高田製薬株式会社生産本部品質統括部門品質統括部長
1984年神奈川県庁に入庁し、1997年国立公衆衛生院(現在の国立保健医療科学院の前身)でGMP研修を受講後、薬務課及び小田原保健所等で医薬品等の製造販売業、製造業の許認可、審査、指導を主にGMP・GQPリーダー査察官として16年にわたり活躍した。その間、MRA(日・欧州共同体相互承認協定)の締結の際のEUの調査、2005年の製造販売承認制度の施行に携わり、PIC/S加盟にあたり、厚生労働省の委員等委嘱を受け、次の活動に参加した。

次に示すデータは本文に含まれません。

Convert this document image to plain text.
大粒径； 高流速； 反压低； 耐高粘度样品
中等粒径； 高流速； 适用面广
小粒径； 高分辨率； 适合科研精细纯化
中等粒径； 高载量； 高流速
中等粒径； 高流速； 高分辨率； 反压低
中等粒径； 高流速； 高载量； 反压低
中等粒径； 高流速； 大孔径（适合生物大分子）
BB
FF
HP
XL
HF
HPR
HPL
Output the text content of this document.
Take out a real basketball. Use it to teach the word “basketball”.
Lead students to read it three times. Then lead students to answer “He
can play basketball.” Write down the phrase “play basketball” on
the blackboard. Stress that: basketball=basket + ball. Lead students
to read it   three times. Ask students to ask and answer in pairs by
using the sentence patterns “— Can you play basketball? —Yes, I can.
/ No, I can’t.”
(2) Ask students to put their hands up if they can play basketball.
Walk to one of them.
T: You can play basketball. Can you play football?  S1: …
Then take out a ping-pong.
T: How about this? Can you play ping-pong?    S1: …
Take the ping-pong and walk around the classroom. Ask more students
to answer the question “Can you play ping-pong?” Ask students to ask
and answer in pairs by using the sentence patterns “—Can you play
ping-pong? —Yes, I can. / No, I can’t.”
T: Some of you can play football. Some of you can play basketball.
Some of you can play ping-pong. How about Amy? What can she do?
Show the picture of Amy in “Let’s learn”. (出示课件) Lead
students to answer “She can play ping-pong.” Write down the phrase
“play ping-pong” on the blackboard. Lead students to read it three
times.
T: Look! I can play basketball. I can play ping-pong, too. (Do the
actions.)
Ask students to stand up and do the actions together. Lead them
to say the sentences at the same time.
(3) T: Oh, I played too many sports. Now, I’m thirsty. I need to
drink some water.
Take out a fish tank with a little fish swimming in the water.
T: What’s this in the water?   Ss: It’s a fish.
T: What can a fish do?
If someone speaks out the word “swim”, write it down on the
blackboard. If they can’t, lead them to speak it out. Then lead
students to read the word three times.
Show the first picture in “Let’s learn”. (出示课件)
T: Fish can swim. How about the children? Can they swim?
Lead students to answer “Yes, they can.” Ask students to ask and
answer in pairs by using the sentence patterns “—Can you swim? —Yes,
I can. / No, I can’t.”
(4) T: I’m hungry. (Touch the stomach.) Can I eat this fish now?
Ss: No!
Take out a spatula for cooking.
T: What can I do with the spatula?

平成20、21年度 GMP/QMS調査・監視指導整合性検討会委員
平成21、22年度 厚生労働科学研究~GMP査察手法の国際整合性確保に関する研究
2012年に神奈川県庁を退職し、医薬品原薬輸入商社であるコーア商事株式会社で、品質保証部長として国内管理人としてのGQP取決め及び医薬品製造業としての GMP管理を統括した。2015年から株式会社ファーマプランニングにて、GxPコンサルタント業務に携わり、2017年高田製薬株式会社に入社、4月より同大宮工場製造管理者に就任。